The country of Ireland has announced that they will be banning the AstraZeneca COVID-19 vaccine. The country released a statement on Sunday saying that the call came from “out an abundance of caution.”
Ireland’s National Immunisation Advisory Committee (NIAC) advised a short time of temporary banning of the vaccine until more data is brought forth from the European Medicines Agency (EMA) which should be available in the next coming days.
However, pharmaceutical company, AstraZeneca has said out of the 17 million plus Europeans that had been vaccinated, no evidence came about proving the ineffectiveness or danger of the vaccine.
Ireland joins a list of countries that put a temporary ban on the vaccine which includes: Denmark, Norway, Thailand and Ireland.

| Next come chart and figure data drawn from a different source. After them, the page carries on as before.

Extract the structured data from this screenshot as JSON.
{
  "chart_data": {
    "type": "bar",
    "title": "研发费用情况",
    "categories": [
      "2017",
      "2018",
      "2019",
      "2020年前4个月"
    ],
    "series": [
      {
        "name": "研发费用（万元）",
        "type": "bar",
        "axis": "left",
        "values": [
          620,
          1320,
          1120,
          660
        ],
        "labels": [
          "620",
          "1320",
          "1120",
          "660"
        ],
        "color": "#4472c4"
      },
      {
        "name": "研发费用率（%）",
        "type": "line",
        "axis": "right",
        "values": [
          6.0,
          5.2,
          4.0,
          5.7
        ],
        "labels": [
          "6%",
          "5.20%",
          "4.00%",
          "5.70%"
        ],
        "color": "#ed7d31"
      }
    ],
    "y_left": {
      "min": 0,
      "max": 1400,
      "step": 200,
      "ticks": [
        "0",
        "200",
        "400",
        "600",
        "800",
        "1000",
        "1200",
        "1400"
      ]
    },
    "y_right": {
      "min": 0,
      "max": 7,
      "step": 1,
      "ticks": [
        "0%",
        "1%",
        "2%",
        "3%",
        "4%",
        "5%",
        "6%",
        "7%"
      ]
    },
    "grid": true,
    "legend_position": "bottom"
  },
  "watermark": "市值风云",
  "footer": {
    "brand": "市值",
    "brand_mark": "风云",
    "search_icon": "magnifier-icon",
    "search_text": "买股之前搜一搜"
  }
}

These countries said that the vaccine was was suspended due to some reactions that included blood clotting. There has yet to be evidence that proves that AstraZeneca’s vaccine legitimately causes clotting issues, or that the clotting that some vaccinated people are experiencing right now is connected to the vaccine at all.
Select countries across Europe are taking these measures just out of extreme precaution in order to wait for more evidence from scientists that proves the safety of this specific batch vaccine.
After the Irish leaders received some reports of clotting which could be connected to some that have recently been seen around Europe but nothing as severe as the cases in Norway, Deputy Chief Medical Officer Ronan Glynn said.
Fox News reports that Glynn said in Norwegian cases, a group of four odd clotting events in the brain for thirty to forty year-olds made concern and suspicion rise.
“It may be nothing, we may be overreacting and I sincerely hope that in a week’s time that we will have been accused of being overly-cautious,” Glynn told the local press.
“Hopefully we will have data to reassure us in a few short days and we will be back up and running with this.” The Deputy Chief Medical Officer Ronan Glynn went on and said.
The AstraZeneca vaccine makes up 20% of the almost 600,000 shots that are distributed in Ireland. The vaccine has been given priority to healthcare workers and those who are 70 and older.
Current evidence suggests that the vaccine has no correlation to the blood clots that are being reported across Europe. An investigation has been opened by the UK medicine regulator which will review the side effects and see if there is any connection between clotting blood and the AstraZeneca vaccine.
Since the UK relies heavily on the AstraZeneca vaccine, this could be a significant deterrence to their vaccine roll out plan.